History and Philosophy Of Science | Modern Philosophy of Science
X452 | 22911 | Jordi Cat


This course will trace the historical development of the philosophy
of science from approximately  EARLY 17TH CENTURY to the early
twentieth century, beginning with A SURVEY OF THE PHILOSOPHIES OF
Newtonian science developed by Immanuel Kant and ending with works
by members of the Vienna Circle.  It is in these years that the
philosophy of science begins to take shape as a specialized
discipline within philosophy more generally; and the problems, in
the first place, are stimulated and framed by revolutionary
developments in nineteenth century science: the discovery of non-
Euclidean geometries, the wave theory of light and electrodynamics,
thermodynamics and the conservation of energy, and molecular-atomic
theory.  Accordingly, the initial work in what we now call
philosophy of science is undertaken by professional scientists
attempting to come to terms with these new developments-in
particular, by Herman Von Helmholtz, Ernst Mach, Pierre Duhem and
Henri Poincaré. Attention will be paid also to discussions of
scientifc methodology in the 19th century in Britain --by Herschel,
Whewell and Mill.
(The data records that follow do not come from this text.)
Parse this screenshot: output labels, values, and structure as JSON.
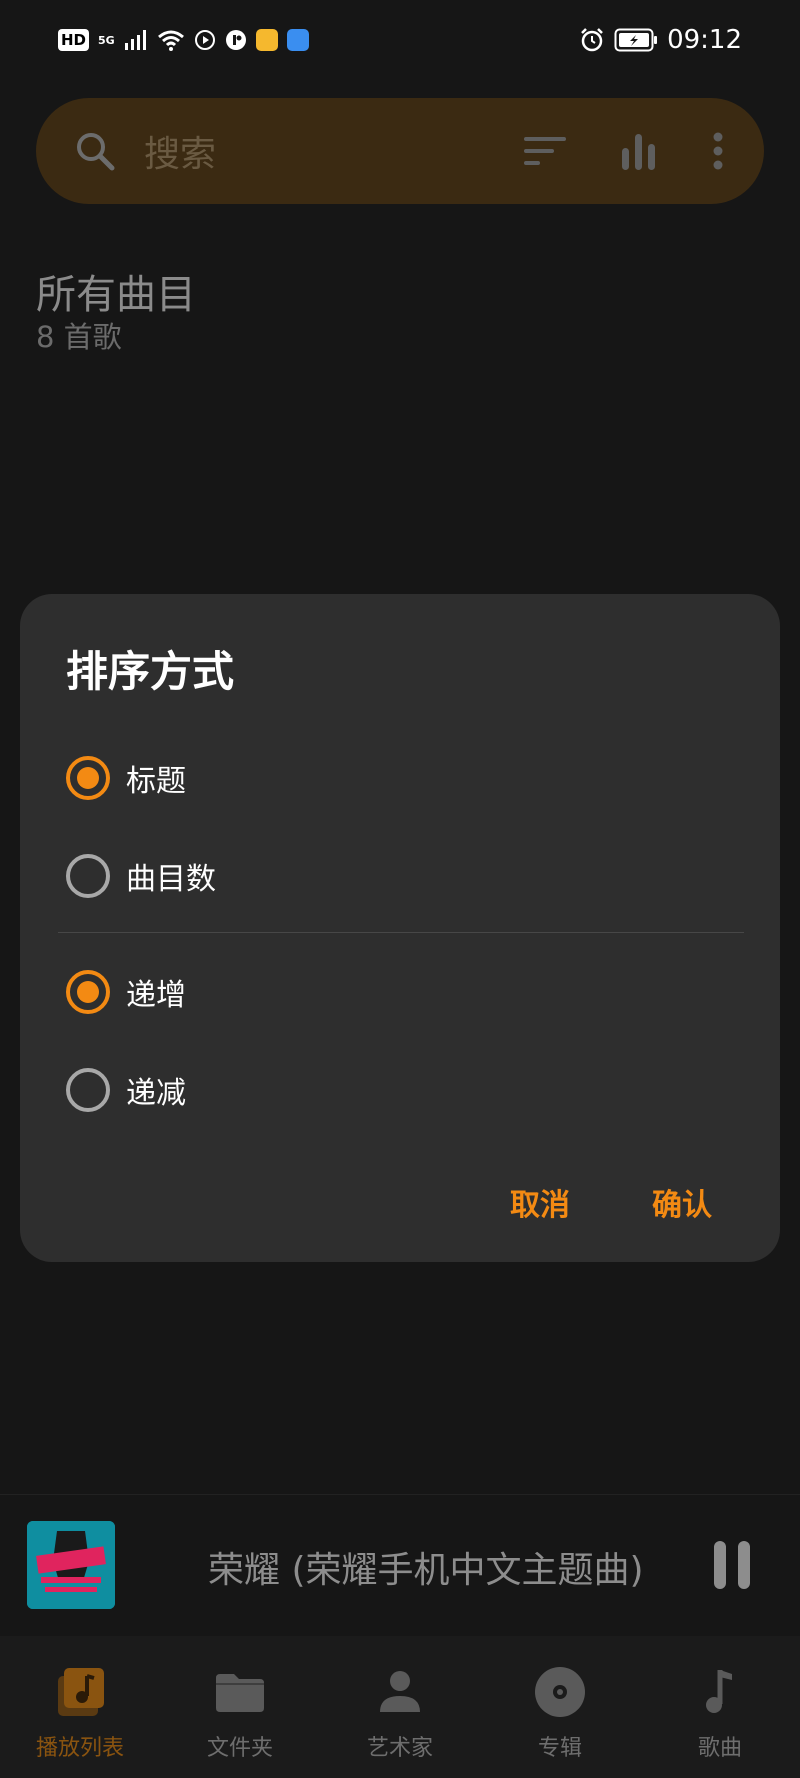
{
  "status_bar": {
    "hd": "HD",
    "network": "5G",
    "time": "09:12"
  },
  "search": {
    "placeholder": "搜索"
  },
  "list": {
    "title": "所有曲目",
    "count": "8 首歌"
  },
  "sort_dialog": {
    "title": "排序方式",
    "sort_by": [
      {
        "label": "标题",
        "checked": true
      },
      {
        "label": "曲目数",
        "checked": false
      }
    ],
    "order": [
      {
        "label": "递增",
        "checked": true
      },
      {
        "label": "递减",
        "checked": false
      }
    ],
    "cancel_label": "取消",
    "confirm_label": "确认"
  },
  "mini_player": {
    "track": "荣耀 (荣耀手机中文主题曲) •"
  },
  "bottom_nav": {
    "items": [
      {
        "label": "播放列表",
        "icon": "playlist-icon",
        "active": true
      },
      {
        "label": "文件夹",
        "icon": "folder-icon",
        "active": false
      },
      {
        "label": "艺术家",
        "icon": "artist-icon",
        "active": false
      },
      {
        "label": "专辑",
        "icon": "album-icon",
        "active": false
      },
      {
        "label": "歌曲",
        "icon": "song-icon",
        "active": false
      }
    ]
  },
  "colors": {
    "accent": "#f38a13",
    "background": "#161616",
    "dialog": "#2e2e2e",
    "search_bar": "#3b2a12"
  }
}
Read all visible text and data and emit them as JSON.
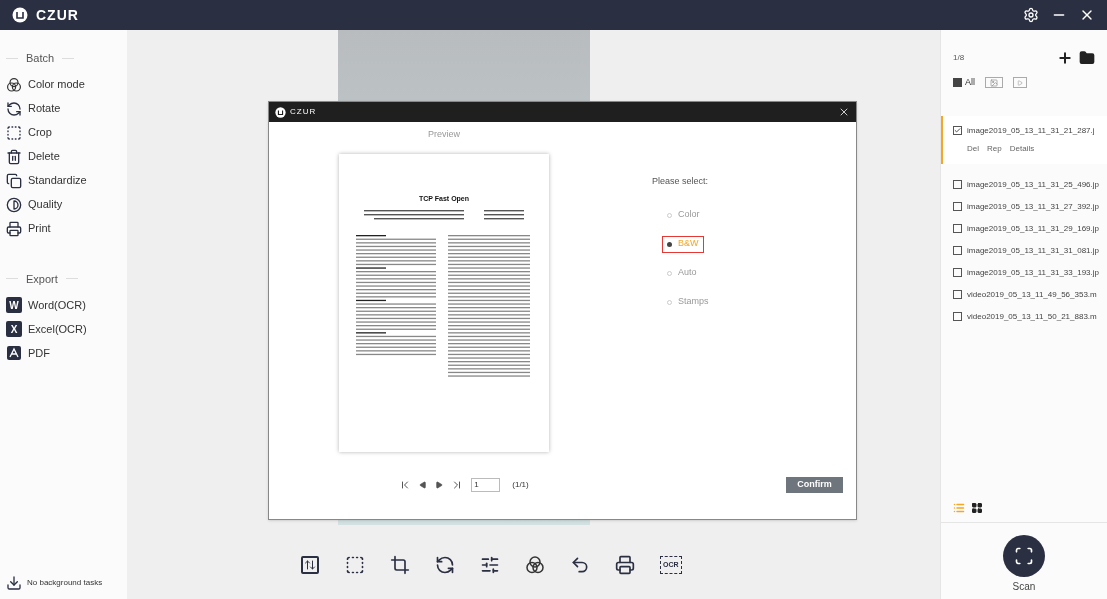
{
  "app": {
    "title": "CZUR"
  },
  "sidebar": {
    "sections": [
      {
        "title": "Batch",
        "items": [
          {
            "label": "Color mode",
            "kind": "colormode"
          },
          {
            "label": "Rotate",
            "kind": "rotate"
          },
          {
            "label": "Crop",
            "kind": "crop"
          },
          {
            "label": "Delete",
            "kind": "delete"
          },
          {
            "label": "Standardize",
            "kind": "standardize"
          },
          {
            "label": "Quality",
            "kind": "quality"
          },
          {
            "label": "Print",
            "kind": "print"
          }
        ]
      },
      {
        "title": "Export",
        "items": [
          {
            "label": "Word(OCR)",
            "kind": "word",
            "badge": "W"
          },
          {
            "label": "Excel(OCR)",
            "kind": "excel",
            "badge": "X"
          },
          {
            "label": "PDF",
            "kind": "pdf"
          }
        ]
      }
    ],
    "status": "No background tasks"
  },
  "toolbar": {
    "ocr_label": "OCR"
  },
  "dialog": {
    "title": "CZUR",
    "heading": "Preview",
    "document": {
      "title": "TCP Fast Open"
    },
    "pager": {
      "page": "1",
      "total": "(1/1)"
    },
    "prompt": "Please select:",
    "options": [
      {
        "label": "Color",
        "selected": false
      },
      {
        "label": "B&W",
        "selected": true
      },
      {
        "label": "Auto",
        "selected": false
      },
      {
        "label": "Stamps",
        "selected": false
      }
    ],
    "confirm": "Confirm"
  },
  "files": {
    "count": "1/8",
    "filters": [
      {
        "kind": "all",
        "label": "All",
        "selected": true
      },
      {
        "kind": "image",
        "selected": false
      },
      {
        "kind": "video",
        "selected": false
      }
    ],
    "items": [
      {
        "name": "image2019_05_13_11_31_21_287.j",
        "checked": true,
        "selected": true,
        "actions": [
          "Del",
          "Rep",
          "Details"
        ]
      },
      {
        "name": "image2019_05_13_11_31_25_496.jp",
        "checked": false,
        "selected": false
      },
      {
        "name": "image2019_05_13_11_31_27_392.jp",
        "checked": false,
        "selected": false
      },
      {
        "name": "image2019_05_13_11_31_29_169.jp",
        "checked": false,
        "selected": false
      },
      {
        "name": "image2019_05_13_11_31_31_081.jp",
        "checked": false,
        "selected": false
      },
      {
        "name": "image2019_05_13_11_31_33_193.jp",
        "checked": false,
        "selected": false
      },
      {
        "name": "video2019_05_13_11_49_56_353.m",
        "checked": false,
        "selected": false
      },
      {
        "name": "video2019_05_13_11_50_21_883.m",
        "checked": false,
        "selected": false
      }
    ]
  },
  "views": [
    {
      "kind": "list",
      "selected": true
    },
    {
      "kind": "grid",
      "selected": false
    }
  ],
  "scan": {
    "label": "Scan"
  }
}
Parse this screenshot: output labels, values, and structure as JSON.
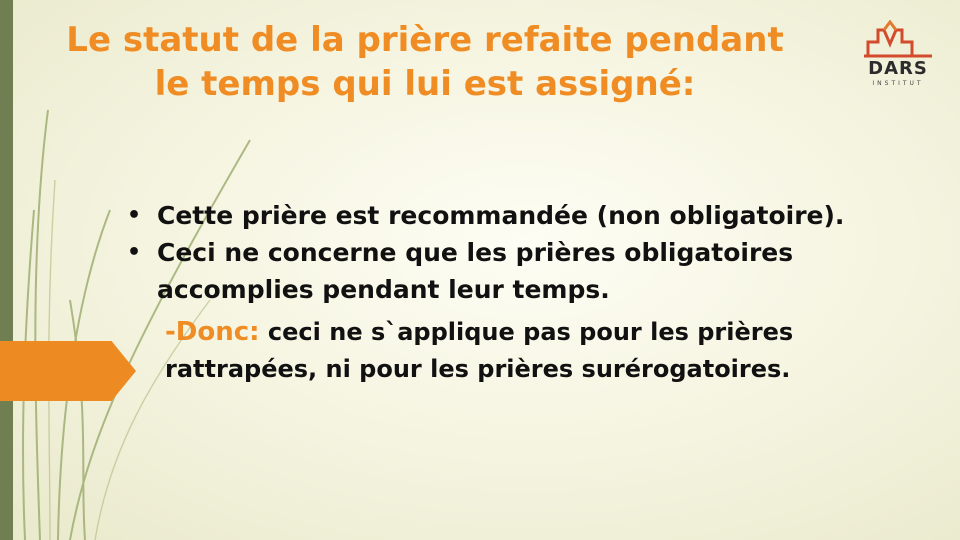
{
  "slide": {
    "title_line1": "Le statut de la prière refaite pendant",
    "title_line2": "le temps qui lui est assigné:",
    "bullets": [
      "Cette prière est recommandée (non obligatoire).",
      "Ceci ne concerne que les prières obligatoires accomplies pendant leur temps."
    ],
    "bullet_marker": "•",
    "note_keyword": "-Donc:",
    "note_text": " ceci ne s`applique pas pour les prières rattrapées, ni pour les prières surérogatoires."
  },
  "logo": {
    "word": "DARS",
    "subtitle": "INSTITUT"
  },
  "colors": {
    "accent": "#ef8c23",
    "sidebar": "#6f7f52",
    "text": "#111111"
  }
}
Then, around the turn of the century, philosophy
of science is stimulated once again by revolutionary developments:
Einstein relativity theory, on the one hand, and new work in logic
and the foundations of mathematics by Gottlob Frege, Bertrand
Russell, and David Hilbert, on the other.  Now philosophy of science
is pursued more by professional philosophers-and, in particular by
Karl Popper and the so-called Vienna Circle of logical positivists
represented especially by Moritz Schlick, Otto Neurath and Rudolph
Carnap.  The work of these philosophers then sets the stage for most
of twentieth century philosophy of science.